If Georgetown is on your agenda (which it should be!) one of the easiest ways to get there is by train from Kuala Lumpur’s Sentral Station to Butterworth in Penang. There are two trains daily, one at 4.15pm arriving at 10pm and the other (night train) at 9.35pm arriving the next morning at 5.30am. A 2nd class adult ticket will cost you MYR34 for the earlier train and for the night train a 2nd class adult sleeper costs MYR40 for an upper berth and MYR46 for a lower berth. Double the prices for approximate 1st class ticket prices.
Once you’ve arrived in Butterworth you can catch a ferry to Georgetown any time from 5.30am-12.30am daily, and adult tickets cost just MYR1.20 for the 15-minute journey.
The route to Georgetown is similar to Langkawi, if you were planning to soak up some sun on its white sandy beaches. The ferry to Langkawi leaves from Penang, running daily at 8.30am and 2pm. The journey on the air-conditioned speedboat takes 2 hours 45 minutes and costs MYR60 for a one-way ticket.

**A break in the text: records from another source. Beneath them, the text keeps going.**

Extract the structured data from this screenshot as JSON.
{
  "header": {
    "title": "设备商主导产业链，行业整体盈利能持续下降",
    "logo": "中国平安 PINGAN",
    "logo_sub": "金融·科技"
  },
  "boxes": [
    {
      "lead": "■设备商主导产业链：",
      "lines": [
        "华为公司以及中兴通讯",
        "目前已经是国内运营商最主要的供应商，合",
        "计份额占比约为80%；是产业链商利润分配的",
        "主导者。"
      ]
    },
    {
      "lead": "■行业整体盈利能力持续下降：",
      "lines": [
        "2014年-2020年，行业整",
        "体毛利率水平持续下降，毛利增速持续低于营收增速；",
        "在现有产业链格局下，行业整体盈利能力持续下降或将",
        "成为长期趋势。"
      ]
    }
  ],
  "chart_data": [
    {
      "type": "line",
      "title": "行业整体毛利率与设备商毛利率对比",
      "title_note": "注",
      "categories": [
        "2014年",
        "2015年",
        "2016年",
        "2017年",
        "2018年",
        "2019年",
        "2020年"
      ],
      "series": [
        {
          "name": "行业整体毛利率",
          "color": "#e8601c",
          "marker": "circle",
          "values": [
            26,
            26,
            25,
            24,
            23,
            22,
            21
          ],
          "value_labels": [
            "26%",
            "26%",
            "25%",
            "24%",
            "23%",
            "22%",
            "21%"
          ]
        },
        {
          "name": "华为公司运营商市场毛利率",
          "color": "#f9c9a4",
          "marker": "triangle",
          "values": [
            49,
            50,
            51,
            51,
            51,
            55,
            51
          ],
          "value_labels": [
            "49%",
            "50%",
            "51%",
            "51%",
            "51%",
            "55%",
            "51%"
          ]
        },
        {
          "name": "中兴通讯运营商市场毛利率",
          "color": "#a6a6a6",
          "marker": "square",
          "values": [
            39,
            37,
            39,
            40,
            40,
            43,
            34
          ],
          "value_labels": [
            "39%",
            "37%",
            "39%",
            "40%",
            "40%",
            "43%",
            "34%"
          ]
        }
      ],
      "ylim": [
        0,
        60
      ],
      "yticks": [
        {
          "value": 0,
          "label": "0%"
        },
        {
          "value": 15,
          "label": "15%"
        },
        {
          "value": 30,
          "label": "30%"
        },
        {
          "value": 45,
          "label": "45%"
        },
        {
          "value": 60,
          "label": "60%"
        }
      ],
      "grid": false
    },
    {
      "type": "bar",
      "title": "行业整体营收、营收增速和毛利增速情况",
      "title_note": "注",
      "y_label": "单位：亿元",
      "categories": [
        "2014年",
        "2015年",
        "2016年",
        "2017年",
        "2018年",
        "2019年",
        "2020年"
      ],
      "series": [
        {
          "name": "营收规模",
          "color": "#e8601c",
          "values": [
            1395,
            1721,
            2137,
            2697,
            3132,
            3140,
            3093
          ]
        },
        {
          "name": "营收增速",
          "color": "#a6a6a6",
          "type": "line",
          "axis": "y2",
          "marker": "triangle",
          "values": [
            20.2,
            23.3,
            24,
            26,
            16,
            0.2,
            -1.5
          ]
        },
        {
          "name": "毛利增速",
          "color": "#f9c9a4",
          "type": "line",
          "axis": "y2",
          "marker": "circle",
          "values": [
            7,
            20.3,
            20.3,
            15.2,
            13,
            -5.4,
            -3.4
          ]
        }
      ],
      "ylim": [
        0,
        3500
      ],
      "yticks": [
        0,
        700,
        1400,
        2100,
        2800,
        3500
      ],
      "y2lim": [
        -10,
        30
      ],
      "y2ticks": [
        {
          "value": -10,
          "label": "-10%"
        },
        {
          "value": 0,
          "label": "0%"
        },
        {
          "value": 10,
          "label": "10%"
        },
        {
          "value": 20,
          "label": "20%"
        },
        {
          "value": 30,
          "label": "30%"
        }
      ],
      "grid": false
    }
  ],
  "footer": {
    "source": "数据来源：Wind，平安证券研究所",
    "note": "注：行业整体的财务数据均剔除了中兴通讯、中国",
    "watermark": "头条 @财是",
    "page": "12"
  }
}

Langkawi is also another entry point if you arrived into Malaysia from Thailand, should you be coming in from the north, with ferries arriving onto the island from Satun four times a day with tickets costing around MYR30.
Getting around the mainland (and indeed around Borneo) many travellers on a tight budget prefer buses – and there are plenty to choose from: Transnasional, Nice, Plusliner, Cityliner, among others.
Buses are cheaper than trains and flights and while they aren’t always the comfiest or shortest journeys, they will always promise to show classic blockbuster movies.
The roads are well maintained but some drivers can be slightly erratic, so although you won’t have a bumpy ride you might experience some hairy overtaking.
For those travelling from Kuala Lumpur to hike the beautiful hills of the Cameron Highlands there are four express buses running daily and the journey will take up to 5 hours and cost around MYR35 leaving from KL’s Terminal Bersepadu Selatan to Tanah Rata, Cameron Highlands, Pahang, via Ipoh, Perak.
Malaysia’s UNESCO World Heritage Status city, Malacca, is best reached by bus, too, and understandably it’s one of the busiest routes due to its popularity with buses leaving practically every half an hour from 7am until 11pm from KL’s TBS. Tickets start at MYR15 depending on the bus company and the journey is around 2 hours.
How to get around
Finally, once you’ve arrived at your new locale, to get from A to B (whether it’s from your hotel to a temple, or simply to go eat at a restaurant) transport within both urban and rural pockets of Malaysia is readily available.
In Kuala Lumpur, the Monorail system will link you across the city and get you around comfortably in spacious fast moving air-conditioned carriages – it’s also a great way to get to the airport, too.
All around Malaysia there are also local buses, minibuses (bas mini), as well as local taxi drivers. When using any taxis – especially ones hailed yourself – make sure you pay by the meter (and make sure it works when you get in!) If you jump in a trishaw (pedicab) don’t be afraid to haggle the price before you go, rates will usually be inflated for tourists.
Alternatively, you might find your accommodation has its own shuttle service which could be more reliable and usually cost the same.